Federal employees in six metropolitan areas should begin receiving higher locality pay next year to account for large pay gaps with non-federal employers.
The Federal Salary Council, on which AFGE National President J. David Cox Sr. and Public Policy Director Jacque Simon serve, voted April 10 to create locality pay areas in six parts of the country with larger than average pay gaps with non-federal employers. Those metropolitan areas are San Antonio, Texas; Birmingham, Ala.; Virginia Beach, Va.; Burlington, Vt.; Corpus Christi, Texas; and Omaha, Neb.

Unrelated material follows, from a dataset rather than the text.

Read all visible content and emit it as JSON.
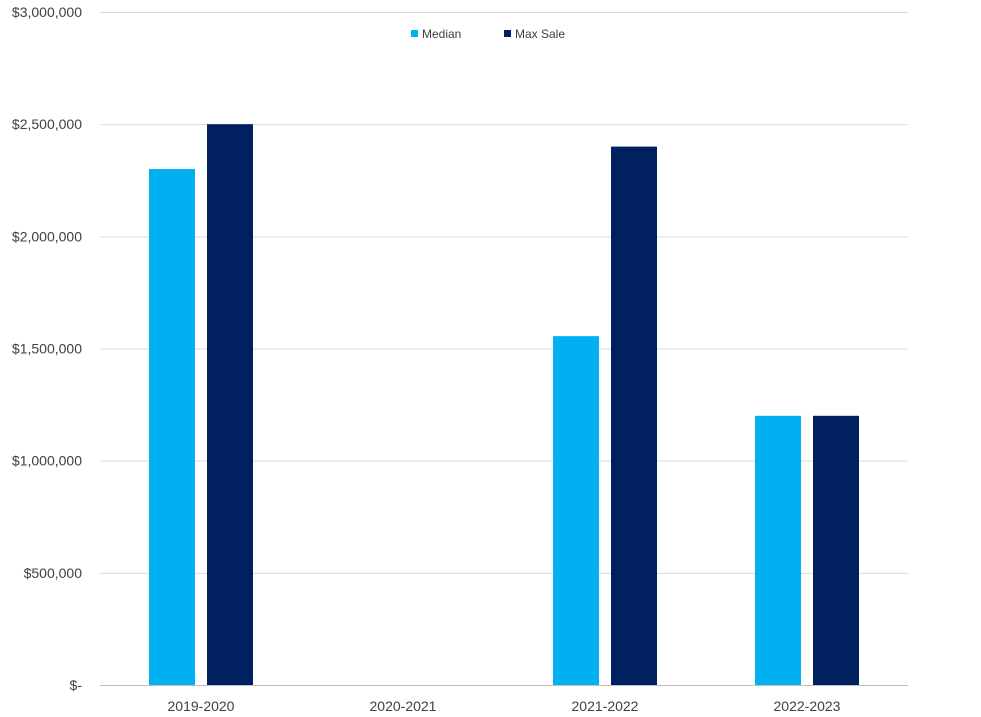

All six areas have pay gaps that are more than 10 percentage points above the pay gap for the “Rest of U.S.” locality area, which is the current criteria for establishing new pay localities.
The Salary Council approved creating four of the new locality areas back in 2016, but the new rates can’t take effect until final regulations have been issued by the Office of Management and Budget and the Office of Personnel Management.
The council also agreed to review the current methods used for determining when areas outside of existing pay localities should be either added to nearby localities or turned into their own pay locality.
The council heard from federal employers in three locations – Charleston, S.C.; Nashville, Tenn.; and Imperial County, Calif. – who are finding it almost impossible to recruit and retain the workers they need because federal wages are not competitive. Yet none of the areas qualify for their own pay locality under the current methodology.
The VA hospital in Charleston has about 400 vacancies, or 12 percent of its allotted staff, said Scott Isaacks, director of the Ralph H. Johnson VA Medical Center. Isaacks and others said they rely on recruitment bonuses to help offset the lower salaries, but even if that works – and it doesn’t always – many employees leave for higher paying jobs as soon as their two-year commitment is up.
But changing the methodology alone won’t solve the recruitment and retention problems so many agencies are facing. Both Congress and the White House have refused to provide federal employees with their full locality pay raises as called for under a 1990 law that was intended to narrow the public-private pay gap. Plus, years of across-the-board pay freezes and minimum increases this decade mean employees are earning nearly 5% less today than they did at the start of the decade. This is a serious issue as it's harming our veterans, the security of our country on the border, and all other areas.